You may already know that high blood pressure is a significant risk for a stroke, but for those who have already suffered a stroke, it could be the link between recurrence. A recent study shows that well-controlled blood pressure can reduce the risk of another stroke by about 20 percent.
Research published in JAMA Neurology suggests maintaining a blood pressure of 130/80 mm Hg or less to reduce the stroke recurrence risk. The study was led by Dr. Kazuo Kitagawa, who is a professor and chair of neurology at Tokyo Women’s Medical University in Japan.
The study included nearly 1,300 stoke survivors that were volunteers recruited from 140 hospitals in Japan. They were enrolled between 2010 and 2016. All participants were randomly assigned to one of two groups, an intensive control group that aimed for a blood pressure reading of 120/80 or lower, and a standard control group of 140/90 blood pressure.

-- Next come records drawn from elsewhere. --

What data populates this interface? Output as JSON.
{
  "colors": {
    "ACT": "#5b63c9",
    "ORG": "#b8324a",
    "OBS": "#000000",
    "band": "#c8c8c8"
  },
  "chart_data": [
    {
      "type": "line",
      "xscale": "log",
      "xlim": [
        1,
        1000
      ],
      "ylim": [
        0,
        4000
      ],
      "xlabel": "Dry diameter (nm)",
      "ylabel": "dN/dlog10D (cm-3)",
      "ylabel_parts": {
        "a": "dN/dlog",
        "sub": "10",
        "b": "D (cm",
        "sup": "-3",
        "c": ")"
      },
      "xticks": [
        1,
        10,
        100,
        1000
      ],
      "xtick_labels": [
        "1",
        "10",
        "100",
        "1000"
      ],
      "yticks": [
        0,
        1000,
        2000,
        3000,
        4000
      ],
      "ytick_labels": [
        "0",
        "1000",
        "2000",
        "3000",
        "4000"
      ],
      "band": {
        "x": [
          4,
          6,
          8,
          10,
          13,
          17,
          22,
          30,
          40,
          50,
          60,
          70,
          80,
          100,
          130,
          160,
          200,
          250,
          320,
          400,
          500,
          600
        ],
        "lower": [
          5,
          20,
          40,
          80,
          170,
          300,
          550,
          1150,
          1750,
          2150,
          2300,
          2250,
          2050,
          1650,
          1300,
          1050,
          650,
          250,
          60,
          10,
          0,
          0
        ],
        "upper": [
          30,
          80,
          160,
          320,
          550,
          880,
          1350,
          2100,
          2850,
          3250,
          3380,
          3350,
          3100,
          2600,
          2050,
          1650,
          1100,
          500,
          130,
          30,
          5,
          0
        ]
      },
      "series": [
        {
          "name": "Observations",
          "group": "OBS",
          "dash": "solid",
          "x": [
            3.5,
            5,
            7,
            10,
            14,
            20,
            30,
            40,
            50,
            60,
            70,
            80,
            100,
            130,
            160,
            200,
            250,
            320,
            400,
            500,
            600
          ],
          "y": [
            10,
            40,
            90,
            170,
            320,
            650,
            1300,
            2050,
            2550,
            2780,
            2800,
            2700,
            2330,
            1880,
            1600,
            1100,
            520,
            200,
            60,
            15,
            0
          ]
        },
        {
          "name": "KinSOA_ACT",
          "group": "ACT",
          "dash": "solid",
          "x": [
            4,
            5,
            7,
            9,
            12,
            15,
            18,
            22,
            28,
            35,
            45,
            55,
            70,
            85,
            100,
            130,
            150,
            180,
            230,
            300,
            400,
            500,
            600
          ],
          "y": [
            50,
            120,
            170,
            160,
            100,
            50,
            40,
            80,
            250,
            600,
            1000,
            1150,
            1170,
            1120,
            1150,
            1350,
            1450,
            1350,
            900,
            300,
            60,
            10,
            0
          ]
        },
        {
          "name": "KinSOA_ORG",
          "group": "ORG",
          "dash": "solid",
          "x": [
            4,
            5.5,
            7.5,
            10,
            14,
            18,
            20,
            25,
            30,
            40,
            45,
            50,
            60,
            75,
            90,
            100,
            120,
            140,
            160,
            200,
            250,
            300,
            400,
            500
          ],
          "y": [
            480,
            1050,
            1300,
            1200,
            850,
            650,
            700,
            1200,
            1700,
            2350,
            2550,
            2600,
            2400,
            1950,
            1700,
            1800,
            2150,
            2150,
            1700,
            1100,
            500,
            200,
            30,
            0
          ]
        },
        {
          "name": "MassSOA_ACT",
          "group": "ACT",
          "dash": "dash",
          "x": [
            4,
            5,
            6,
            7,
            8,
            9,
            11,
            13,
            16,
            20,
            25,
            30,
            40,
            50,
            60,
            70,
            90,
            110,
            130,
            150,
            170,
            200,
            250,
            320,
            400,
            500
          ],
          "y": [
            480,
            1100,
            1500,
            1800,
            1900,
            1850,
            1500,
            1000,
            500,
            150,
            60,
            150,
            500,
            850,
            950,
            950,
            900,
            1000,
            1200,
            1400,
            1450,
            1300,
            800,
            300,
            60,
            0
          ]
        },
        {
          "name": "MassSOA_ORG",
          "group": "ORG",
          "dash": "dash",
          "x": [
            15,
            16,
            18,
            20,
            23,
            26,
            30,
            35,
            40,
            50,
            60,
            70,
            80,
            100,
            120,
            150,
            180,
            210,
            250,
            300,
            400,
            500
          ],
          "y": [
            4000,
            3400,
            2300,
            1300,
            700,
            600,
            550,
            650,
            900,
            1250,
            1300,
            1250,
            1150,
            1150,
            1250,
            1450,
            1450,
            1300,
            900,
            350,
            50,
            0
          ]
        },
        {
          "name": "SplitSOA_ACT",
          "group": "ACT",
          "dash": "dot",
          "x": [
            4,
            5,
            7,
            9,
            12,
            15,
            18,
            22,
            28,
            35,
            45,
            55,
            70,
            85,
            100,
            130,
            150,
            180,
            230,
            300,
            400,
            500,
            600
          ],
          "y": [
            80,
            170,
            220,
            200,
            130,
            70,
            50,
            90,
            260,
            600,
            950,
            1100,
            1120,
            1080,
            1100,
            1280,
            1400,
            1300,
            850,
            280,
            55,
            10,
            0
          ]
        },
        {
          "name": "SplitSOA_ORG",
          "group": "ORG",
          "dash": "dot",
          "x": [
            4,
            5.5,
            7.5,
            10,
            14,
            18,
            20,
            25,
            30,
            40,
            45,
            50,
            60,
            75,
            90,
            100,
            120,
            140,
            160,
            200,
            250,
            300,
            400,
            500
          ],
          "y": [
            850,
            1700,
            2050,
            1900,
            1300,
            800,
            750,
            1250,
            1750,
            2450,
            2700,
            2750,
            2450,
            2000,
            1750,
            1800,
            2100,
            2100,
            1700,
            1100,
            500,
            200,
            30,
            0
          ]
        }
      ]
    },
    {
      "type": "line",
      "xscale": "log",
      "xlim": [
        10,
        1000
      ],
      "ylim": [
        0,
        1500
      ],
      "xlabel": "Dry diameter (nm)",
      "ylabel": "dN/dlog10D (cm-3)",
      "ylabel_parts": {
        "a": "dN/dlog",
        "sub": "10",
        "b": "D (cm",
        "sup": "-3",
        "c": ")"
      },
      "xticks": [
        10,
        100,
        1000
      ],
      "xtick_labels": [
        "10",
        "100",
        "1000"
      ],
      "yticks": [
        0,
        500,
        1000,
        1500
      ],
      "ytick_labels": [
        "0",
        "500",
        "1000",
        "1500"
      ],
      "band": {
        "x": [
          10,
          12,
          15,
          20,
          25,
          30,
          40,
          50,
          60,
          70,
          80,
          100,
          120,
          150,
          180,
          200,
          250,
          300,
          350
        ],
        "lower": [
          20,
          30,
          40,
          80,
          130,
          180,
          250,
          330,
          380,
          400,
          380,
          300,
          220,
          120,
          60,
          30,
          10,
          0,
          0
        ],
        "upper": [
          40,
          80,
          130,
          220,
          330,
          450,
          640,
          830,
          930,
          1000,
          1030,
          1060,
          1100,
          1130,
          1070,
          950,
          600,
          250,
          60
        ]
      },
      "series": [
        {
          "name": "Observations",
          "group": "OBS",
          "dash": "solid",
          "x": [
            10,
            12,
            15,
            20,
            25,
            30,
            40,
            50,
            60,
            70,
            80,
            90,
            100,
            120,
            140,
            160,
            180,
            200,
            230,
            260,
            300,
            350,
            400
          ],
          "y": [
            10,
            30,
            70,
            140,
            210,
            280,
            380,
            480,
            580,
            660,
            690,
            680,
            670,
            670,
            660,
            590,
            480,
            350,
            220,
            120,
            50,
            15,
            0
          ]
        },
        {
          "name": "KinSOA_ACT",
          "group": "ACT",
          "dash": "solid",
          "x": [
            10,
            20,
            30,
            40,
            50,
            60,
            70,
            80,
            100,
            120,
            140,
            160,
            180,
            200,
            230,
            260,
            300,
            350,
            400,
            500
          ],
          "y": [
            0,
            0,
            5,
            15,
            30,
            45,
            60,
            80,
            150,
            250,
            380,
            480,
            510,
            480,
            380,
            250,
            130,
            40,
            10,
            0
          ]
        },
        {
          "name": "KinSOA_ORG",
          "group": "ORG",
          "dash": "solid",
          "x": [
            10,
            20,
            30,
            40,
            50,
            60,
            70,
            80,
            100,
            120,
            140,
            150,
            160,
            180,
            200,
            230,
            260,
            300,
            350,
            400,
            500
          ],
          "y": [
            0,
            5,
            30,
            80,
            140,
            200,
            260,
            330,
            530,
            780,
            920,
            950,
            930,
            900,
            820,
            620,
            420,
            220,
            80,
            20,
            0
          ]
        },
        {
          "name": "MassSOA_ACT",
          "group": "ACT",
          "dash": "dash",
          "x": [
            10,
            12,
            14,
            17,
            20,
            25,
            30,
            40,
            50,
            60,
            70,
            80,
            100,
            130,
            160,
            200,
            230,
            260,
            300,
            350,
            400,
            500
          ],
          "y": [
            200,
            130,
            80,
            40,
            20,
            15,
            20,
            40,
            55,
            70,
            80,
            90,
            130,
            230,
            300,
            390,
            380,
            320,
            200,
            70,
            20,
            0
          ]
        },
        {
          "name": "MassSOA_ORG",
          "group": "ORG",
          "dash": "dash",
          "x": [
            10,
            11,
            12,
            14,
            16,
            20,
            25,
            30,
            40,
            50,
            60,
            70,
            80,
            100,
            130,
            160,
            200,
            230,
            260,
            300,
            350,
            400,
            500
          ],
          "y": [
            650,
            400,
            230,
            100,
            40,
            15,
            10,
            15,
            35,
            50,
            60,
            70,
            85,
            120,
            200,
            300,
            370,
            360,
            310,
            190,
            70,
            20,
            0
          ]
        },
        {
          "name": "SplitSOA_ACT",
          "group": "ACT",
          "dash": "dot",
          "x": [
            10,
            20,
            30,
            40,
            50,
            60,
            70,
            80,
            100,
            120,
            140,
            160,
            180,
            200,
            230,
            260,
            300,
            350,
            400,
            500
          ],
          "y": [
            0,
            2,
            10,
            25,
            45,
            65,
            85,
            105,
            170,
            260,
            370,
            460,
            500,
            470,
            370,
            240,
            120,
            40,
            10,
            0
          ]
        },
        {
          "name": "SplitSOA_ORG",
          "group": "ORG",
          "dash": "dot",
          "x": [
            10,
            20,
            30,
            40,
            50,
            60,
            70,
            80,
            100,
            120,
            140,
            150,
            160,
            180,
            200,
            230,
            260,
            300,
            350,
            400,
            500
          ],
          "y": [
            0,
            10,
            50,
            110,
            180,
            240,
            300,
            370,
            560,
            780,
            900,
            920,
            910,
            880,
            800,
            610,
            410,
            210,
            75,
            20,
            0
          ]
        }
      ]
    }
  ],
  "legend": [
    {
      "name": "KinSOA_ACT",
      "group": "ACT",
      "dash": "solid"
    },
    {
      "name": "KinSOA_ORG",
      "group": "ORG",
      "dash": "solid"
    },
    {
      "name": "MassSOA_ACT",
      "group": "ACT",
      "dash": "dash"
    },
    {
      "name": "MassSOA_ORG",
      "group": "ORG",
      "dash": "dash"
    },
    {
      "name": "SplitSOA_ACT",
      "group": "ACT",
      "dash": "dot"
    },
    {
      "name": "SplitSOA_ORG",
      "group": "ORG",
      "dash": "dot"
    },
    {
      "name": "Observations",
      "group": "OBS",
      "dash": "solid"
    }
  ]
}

The starting baseline for both groups was 145/84 mm Hg. During the follow-up period, the standard group’s blood pressure experienced an average drop of 133/78, and the intensive group was reduced to an average of 127/77.
During the study period, 91 people suffered a second stroke. However, the intensive group did appear to have a lower risk of recurring stroke. The authors of the study did note that the findings were not statistically significant, but when pooled with the results of previous studies on blood pressure reduction, it was confirmed that there was a drop in risk of 22 percent for intensive control.
When speaking about the study, Kitagawa noted that 120/80 mm Hg or lower might be an even better target, but only about one-third of people in the current study were able to achieve a level that low, despite being on an average of almost three blood pressure-lowering drugs. Kitagawa believes that patients are wary of lowering their blood pressure too much as there are side effects that can be associated with aggressive blood pressure reduction.
Lower Blood Pressure is Straightforward
An editorial accompanying the study written by Dr. Craig Anderson said that lowering blood pressure “is relatively straightforward.” But to effectively control blood pressure, doctors often need to prescribe multiple medications, though not all doctors will do so.
Anderson, a professor of neurology at the University of New South Wales in Sydney, Australia went on to note, “Perhaps doctors have a tendency to be conservative in their use of antihypertensive medications, particularly in older, frailer people, because of the genuine concern about causing side effects, such as a fall from dizziness leading to a hip fracture.”
Some of the most common side effects of blood pressure-lowering drugs are mild, such as dizziness, inflammation in the ankles, and fatigue. But often, these can be avoided by modifying the drug dosage. Less common side effects can include falls, fainting, and impaired kidney function.
Although doctors may be hesitant to prescribe antihypertensive medications because of these side effects, there are also many benefits associated with these drugs. Anderson said that while doctors don’t know precisely how lower blood pressure reduces the risk of stroke, “presumably, it reduces stress on the walls of blood vessels, which lessens the chance of thickening and blockage and rupturing of them.”
One point that both Kitagawa and Anderson both agree on is that making lifestyle changes can go a long way to controlling blood pressure. Maintaining a healthy weight, eating healthy foods, exercising regularly, reducing stress, and reducing salt intake all play an important role in reducing the risk of a second stroke.